We have a bunch of Star Wars LEGO, but sadly no Princess Leia LEGO minifig. I’ll gladly trade one of my three Luke Skywalkers or Qui-Gon’s if anyone’s interested in a swap? (Not slave Leia). But this hasn’t deterred my daughter from creating her own. She has decided a generic black ‘girl’ hair is in fact Princess Leia’s, and she first created an approximation of her Hoth look in The Empire Strikes Back.

The latest incarnation of her Princess Leia LEGO took things in a different direction. She often talks about the section of Star Wars when Han and Luke are dressed up as Stormtroopers. She’s also very into the fact that Luke and Leia are siblings, and that Darth Vader is their father. The men have lightsabers, why not her too?

So one day when we were playing LEGO and I wasn’t playing attention to what she was doing (I don’t just play LEGO to humour her – I play too, building my own stuff), she suddenly exclaimed “Look! It’s Princess Leia from The Empire Strikes Back, when she was dressed as a Stormtrooper and had a green lightsaber!” And indeed it was.

So, as we know, that scene didn’t happen, but it’s an intriguing scenario. Why has she disguised herself as a Stormtrooper? Is it an improvised solution as in Star Wars, or something more planned? How come she has a lightsaber? The force is strong in her family after all. The idea of Leia dressed as a trooper then brandishing and (hopefully) kicking off with a lightsaber is irresistibly cool.

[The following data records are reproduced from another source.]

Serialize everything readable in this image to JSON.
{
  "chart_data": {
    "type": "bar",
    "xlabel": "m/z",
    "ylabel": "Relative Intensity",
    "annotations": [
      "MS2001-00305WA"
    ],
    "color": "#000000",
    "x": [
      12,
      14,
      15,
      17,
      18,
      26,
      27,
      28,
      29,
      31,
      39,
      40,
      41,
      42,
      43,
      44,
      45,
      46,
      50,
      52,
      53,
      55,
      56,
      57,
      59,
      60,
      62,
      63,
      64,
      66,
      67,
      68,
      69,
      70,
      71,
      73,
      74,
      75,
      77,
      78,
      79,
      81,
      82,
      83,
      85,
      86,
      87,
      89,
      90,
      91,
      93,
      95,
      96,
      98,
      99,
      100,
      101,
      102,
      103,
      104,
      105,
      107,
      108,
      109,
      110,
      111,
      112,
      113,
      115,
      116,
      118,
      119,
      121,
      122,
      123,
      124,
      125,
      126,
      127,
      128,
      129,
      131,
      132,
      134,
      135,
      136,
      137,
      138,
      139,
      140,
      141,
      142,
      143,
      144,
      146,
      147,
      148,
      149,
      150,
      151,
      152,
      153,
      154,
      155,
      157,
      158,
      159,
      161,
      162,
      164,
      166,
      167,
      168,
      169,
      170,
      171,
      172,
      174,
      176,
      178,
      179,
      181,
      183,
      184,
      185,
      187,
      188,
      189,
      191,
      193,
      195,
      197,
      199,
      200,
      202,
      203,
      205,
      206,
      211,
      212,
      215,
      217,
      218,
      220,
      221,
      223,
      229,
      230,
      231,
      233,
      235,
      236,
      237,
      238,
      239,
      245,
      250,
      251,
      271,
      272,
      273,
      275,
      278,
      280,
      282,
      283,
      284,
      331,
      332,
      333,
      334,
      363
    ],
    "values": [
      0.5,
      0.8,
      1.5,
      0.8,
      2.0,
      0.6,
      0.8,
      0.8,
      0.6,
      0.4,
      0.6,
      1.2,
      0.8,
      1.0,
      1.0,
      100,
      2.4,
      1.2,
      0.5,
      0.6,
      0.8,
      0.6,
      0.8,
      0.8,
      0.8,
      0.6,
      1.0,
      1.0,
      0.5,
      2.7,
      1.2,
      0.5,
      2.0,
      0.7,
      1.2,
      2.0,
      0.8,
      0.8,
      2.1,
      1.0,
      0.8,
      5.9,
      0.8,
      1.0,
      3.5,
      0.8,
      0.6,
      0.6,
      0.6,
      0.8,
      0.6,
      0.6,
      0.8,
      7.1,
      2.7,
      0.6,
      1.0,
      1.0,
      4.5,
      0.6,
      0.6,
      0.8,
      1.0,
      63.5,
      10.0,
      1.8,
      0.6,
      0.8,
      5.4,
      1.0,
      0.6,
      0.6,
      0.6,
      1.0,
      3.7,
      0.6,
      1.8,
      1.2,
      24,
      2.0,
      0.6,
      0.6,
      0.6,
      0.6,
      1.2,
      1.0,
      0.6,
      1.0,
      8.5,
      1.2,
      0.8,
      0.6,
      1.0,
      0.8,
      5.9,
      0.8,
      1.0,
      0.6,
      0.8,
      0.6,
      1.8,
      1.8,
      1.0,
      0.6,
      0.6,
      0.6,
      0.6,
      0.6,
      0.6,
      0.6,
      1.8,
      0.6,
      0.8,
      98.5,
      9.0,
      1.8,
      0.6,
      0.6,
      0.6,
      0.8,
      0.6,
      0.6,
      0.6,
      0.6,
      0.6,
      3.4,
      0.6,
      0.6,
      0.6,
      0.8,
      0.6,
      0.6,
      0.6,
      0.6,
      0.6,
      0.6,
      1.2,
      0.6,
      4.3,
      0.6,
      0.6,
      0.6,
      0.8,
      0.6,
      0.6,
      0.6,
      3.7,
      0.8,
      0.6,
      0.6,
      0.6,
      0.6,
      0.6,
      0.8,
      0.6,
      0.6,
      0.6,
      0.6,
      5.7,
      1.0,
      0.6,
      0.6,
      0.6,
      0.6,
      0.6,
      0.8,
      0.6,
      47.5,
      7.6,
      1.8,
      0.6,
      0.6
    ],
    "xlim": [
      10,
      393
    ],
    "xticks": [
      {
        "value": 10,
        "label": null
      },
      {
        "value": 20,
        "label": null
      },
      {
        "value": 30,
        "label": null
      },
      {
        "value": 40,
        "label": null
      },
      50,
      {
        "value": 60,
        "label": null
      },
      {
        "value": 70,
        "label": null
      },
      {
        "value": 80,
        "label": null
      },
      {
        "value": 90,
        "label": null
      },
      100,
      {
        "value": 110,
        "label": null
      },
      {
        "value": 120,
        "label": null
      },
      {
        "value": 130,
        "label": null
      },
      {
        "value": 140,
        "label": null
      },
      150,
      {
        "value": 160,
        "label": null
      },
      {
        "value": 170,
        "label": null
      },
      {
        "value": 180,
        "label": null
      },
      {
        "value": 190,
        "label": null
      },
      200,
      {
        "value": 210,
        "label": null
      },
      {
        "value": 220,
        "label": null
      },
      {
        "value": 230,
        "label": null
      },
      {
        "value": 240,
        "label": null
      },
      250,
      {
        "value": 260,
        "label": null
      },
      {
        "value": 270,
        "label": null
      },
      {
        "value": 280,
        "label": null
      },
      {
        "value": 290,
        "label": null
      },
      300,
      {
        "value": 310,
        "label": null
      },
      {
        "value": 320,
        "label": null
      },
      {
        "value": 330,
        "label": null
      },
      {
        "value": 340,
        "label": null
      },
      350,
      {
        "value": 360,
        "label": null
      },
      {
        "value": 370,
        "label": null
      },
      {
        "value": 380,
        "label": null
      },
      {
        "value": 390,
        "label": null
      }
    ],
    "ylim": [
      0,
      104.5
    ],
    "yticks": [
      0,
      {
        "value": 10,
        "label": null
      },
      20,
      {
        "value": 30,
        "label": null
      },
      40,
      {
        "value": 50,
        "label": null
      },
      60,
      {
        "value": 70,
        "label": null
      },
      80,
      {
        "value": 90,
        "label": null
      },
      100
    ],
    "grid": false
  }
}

The next minifig she came up with was a bit of a mashup – the little known Sith warrior, Lady Venom.

My daughter has no idea who Venom is, other than it was the ‘villain’ minifig with a Spider-Man LEGO set she had for her third birthday. Perhaps aware of the poor level of female representation in much merchandise, she instantly appropriated Venom as a female character. Having seen 5 Star Wars films, Rebels, and some of The Clone Wars, she also has a handle on the Sith, especially their penchant for wearing black. So, the black Venom, with added black hood & cloak (from a Darth Maul minifig) and voila – you have Sith warrior Lady Venom, possibly inspired by Asajj Ventress.

According to my daughter, Lady Venom knows Leia and Darth Vader, but Leia is working to make her normal again. I have imagined that Lady Venom was once a great Jedi, who was possessed by the alien Venom symbiote and her mental turmoil was exploited by the Sith to turn her to the dark side of the force. Her red lightsaber is meant to be like Kylo Ren’s from The Force Awakens.

We’ve also  been trying to figure out when in The Empire Strikes Back Leia could be disguised as a trooper and end up with a green lightsaber. Our best idea would be somewhere on Cloud City – probably after Boba Fett has flown off with Han and they’re battling to get back to the Millennium Falcon. The green lightsaber? Perhaps R2 had been carrying the one he fired at Luke in Return of the Jedi for a lot longer than we all thought?

Some of the most fertile ground for Star Wars creativity at the moment is between the films. The Clone Wars cartoon(s) were full of wonderful characters and scenarios, as is Star Wars Rebels. Marvel’s new Star Wars comics are doing a great job in filling in the gap between Star Wars and Empire with some really interesting ideas and developments – all of it canon.

My daughter is engaging in the same kind of creative storytelling that the writers and artists of the new series of Star Wars comics and cartoons are. But they’re overseen by the Lucasfilm Story Group. My daughter’s only limits are her ever expanding imagination.

I appreciate Lady Venom is the kind of cross property mash up that Star Wars hasn’t indulged in as of yet – but if we can get Mickey Mouse Jedi knights, why not a Venom Sith?

And c’mon – how awesome would a storyline involving Leia going undercover as a Stormtrooper that ends up with her brandishing a lightsaber be?

Especially if she takes on Lady Venom of the Sith at the end.

I propose that my daughter join the Lucasfilm Story Group. I guarantee there will be lots of cool and kickass female characters as a result. Or perhaps she’ll make her own comic. She’s already on her way to becoming a Star Wars artist.